And I could not get away. My temporary escape was actually New Jersey, as I went home every weekend I could so that other people could take care of me. I even went on a Vermont retreat with Columbia's Bhakti Club, during which I picked blueberries the size of quarters, hiked up mountains, meditated both to silence and to music, and ate myself into an orgy. There was no cellphone reception in the cabin we stayed in, which was exactly the way I wanted it—I had to be cut off from all forms of communication. And these moments of escape worked, but they were only moments. I was gone, gone, hopelessly gone; I was drained, in the deepest sense. I kept blaming the insufferable heat (it shot up to above 100 degrees Fahrenheit in early July and our apartment had no AC), as well as the fact that I never really had a chance to "crash" after finals, but these were just excuses. The situation was only exacerbated by my denial, until I thought that I would never really resurface. At one point I did not think I was a writer anymore, or had ever been one. I could not even look forward to Oxford; I had an essay assigned for one of my tutorials and four entire months to do it, but I did not manage to even begin before my departure. It seemed as if the book would never end: I even worked when I was on my family vacation in Tennessee, staying up until odd hours in the morning, because we had not met our early August content deadline.

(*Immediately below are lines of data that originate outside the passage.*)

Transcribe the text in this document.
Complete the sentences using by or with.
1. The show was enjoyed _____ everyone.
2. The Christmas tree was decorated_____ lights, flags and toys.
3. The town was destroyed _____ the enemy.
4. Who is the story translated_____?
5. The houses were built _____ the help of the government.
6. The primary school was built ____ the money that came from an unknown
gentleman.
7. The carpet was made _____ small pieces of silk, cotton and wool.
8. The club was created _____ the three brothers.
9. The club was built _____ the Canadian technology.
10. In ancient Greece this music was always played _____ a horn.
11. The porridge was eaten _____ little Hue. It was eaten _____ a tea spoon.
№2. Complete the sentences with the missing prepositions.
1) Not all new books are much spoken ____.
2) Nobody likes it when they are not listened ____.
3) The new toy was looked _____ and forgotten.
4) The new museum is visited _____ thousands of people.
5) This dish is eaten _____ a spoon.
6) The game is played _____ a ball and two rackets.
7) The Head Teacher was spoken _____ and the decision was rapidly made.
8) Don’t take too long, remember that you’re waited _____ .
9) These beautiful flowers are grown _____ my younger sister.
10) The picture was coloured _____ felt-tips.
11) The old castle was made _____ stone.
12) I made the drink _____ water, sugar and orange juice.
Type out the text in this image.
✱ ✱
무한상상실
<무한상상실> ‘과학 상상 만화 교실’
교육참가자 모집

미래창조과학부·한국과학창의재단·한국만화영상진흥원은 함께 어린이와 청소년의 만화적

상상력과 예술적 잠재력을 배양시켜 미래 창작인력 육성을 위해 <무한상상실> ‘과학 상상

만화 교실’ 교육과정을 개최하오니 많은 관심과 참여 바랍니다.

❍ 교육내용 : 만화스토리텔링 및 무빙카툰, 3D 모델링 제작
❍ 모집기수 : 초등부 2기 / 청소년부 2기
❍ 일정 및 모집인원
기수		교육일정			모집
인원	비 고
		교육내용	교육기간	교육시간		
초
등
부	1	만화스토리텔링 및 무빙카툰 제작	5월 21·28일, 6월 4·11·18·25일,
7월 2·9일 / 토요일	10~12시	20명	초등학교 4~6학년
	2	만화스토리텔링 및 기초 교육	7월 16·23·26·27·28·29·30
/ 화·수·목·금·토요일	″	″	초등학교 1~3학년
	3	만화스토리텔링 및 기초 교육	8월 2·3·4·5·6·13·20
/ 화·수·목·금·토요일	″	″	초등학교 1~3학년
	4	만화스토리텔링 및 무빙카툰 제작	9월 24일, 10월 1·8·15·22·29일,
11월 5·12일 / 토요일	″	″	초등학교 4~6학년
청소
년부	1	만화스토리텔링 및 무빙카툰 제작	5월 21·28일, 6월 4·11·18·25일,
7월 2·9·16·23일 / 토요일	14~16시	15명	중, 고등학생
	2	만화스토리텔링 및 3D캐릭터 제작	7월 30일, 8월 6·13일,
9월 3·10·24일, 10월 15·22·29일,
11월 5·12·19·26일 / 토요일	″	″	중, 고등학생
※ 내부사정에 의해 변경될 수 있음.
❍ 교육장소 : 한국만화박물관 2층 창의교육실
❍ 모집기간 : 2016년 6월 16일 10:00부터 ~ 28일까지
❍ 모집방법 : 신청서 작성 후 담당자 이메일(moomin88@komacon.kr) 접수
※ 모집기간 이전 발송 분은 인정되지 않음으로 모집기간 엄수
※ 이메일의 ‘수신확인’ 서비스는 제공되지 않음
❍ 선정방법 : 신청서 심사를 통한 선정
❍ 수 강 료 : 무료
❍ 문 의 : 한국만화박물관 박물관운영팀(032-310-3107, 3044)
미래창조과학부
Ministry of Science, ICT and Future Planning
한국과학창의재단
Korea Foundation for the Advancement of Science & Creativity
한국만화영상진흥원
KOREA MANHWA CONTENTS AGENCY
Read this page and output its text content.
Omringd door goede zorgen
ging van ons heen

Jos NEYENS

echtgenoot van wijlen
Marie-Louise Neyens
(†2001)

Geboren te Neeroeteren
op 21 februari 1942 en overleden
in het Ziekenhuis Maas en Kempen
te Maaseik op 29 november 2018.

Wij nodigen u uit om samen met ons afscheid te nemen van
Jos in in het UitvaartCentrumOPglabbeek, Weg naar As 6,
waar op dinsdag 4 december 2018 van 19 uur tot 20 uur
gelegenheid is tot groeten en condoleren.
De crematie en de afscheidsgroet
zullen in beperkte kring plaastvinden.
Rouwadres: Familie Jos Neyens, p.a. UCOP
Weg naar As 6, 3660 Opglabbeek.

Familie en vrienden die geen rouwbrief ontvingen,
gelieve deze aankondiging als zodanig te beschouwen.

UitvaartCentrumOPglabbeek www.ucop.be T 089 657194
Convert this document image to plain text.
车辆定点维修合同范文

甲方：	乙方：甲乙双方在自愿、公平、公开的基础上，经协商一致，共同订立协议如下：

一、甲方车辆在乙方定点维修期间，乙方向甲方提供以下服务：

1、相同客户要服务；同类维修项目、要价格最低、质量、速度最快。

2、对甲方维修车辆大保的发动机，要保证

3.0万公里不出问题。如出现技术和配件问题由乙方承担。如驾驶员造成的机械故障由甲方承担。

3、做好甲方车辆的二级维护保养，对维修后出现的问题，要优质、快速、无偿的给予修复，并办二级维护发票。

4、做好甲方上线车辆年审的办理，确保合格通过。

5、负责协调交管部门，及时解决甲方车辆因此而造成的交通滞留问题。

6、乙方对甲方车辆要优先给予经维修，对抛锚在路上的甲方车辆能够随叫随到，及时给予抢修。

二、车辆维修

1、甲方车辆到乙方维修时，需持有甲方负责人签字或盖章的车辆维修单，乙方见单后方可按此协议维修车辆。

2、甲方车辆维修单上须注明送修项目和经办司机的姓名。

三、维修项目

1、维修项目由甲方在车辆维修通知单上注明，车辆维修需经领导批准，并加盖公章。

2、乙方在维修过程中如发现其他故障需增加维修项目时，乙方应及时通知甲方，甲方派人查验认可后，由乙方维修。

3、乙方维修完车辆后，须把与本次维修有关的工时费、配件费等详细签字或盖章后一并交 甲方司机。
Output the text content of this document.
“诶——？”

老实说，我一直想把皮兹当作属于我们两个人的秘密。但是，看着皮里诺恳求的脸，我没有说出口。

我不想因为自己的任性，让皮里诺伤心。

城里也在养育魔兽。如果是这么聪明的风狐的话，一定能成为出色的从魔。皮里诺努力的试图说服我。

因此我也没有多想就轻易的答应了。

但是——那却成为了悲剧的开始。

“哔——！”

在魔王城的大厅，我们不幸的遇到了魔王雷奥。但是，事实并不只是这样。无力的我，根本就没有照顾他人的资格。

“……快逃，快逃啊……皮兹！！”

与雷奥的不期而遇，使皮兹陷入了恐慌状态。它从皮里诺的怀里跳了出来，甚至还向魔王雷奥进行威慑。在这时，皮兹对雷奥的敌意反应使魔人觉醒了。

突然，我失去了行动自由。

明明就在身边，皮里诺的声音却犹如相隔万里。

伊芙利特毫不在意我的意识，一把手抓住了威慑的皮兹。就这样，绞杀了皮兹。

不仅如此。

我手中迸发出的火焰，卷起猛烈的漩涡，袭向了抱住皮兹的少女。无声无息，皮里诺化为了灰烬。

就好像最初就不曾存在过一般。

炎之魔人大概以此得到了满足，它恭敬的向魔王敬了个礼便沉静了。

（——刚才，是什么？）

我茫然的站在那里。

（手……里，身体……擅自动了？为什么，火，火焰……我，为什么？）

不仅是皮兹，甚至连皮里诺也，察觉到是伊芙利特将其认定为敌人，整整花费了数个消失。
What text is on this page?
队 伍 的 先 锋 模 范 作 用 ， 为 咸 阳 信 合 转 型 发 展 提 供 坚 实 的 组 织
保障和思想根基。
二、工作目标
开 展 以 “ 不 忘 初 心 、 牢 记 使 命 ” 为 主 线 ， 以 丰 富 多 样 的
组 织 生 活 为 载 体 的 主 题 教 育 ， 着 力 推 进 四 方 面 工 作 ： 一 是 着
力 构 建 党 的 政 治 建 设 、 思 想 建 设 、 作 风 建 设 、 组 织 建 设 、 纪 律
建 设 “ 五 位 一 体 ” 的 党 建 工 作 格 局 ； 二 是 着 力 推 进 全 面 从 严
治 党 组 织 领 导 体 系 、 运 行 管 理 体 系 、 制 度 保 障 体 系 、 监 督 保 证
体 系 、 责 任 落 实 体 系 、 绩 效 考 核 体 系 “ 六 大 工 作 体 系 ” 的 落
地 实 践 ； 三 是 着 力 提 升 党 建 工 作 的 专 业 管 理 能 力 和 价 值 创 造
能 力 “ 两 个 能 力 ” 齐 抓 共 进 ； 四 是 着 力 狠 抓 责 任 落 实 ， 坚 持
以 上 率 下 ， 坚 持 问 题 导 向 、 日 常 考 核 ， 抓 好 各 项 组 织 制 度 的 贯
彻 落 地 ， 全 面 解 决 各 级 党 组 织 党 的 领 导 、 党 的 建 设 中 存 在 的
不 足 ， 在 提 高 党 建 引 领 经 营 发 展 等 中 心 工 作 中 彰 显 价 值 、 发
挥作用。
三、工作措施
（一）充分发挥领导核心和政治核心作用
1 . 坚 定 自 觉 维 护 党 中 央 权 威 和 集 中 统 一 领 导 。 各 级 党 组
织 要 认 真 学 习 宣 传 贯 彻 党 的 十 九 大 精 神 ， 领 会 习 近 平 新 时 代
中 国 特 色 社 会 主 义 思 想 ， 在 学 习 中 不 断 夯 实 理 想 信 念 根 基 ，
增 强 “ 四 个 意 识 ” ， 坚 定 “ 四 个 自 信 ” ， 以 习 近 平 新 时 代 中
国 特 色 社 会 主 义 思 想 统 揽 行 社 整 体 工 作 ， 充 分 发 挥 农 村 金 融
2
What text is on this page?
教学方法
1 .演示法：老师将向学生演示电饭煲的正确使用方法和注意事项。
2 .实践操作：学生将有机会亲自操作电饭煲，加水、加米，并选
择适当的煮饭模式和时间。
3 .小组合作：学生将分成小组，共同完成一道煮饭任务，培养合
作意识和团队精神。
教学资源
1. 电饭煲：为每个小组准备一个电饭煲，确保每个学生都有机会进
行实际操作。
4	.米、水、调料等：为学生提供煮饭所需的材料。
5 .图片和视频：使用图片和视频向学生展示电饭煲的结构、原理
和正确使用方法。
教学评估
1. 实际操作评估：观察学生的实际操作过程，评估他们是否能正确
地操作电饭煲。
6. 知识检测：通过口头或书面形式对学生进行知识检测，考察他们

I know I am repeating myself, and that this probably does sound exaggerated beyond all meaning, but I swear it is true. There is no other way for me to convey the depth of how I felt. It was one of the most frightening periods of my entire life. And it had its physical toll too: I missed my period for almost four entire months (it came back literally the day I finished everything I could possibly do for the book). The week before I left for Oxford, I met up with one of my closest friends from secondary school, a friend who understands me more than I understand myself sometimes. We hadn't seen each other for months, and she almost didn't recognise me. "You look different," she said. "I can't quite explain why." But after a few moments she could: "You look older, somehow. Aged."

She was right. I had aged; I was tired and weary beyond belief. I couldn't really feel anything. I wasn't happy, and I wasn't sad either. I had had moments of this before, of course—who doesn't?—but never to this extent, and for this long. At many points I almost gave up.

Almost, yet not quite. Despite how unbearable it all was, I knew that it would end eventually, and that Oxford was a future reality. And it did. It just took forever and three quarters. It
finally ended, and the miracle is now a tangible product and it is beautiful, 515 full-colour pages with a spanking white cover. At first I wasn't quite convinced that it was right, but after seeing it on the physical book I know it is perfect, for three reasons: it a) is not at all overwhelming, b) really stands out on the shelf, and, most importantly of all, c) invites readers to make New York their own. A blank canvas, shall we say. Because the book truly is not complete—it is only the beginning, as Al and I declare in our introduction. Only the beginning, like so much else.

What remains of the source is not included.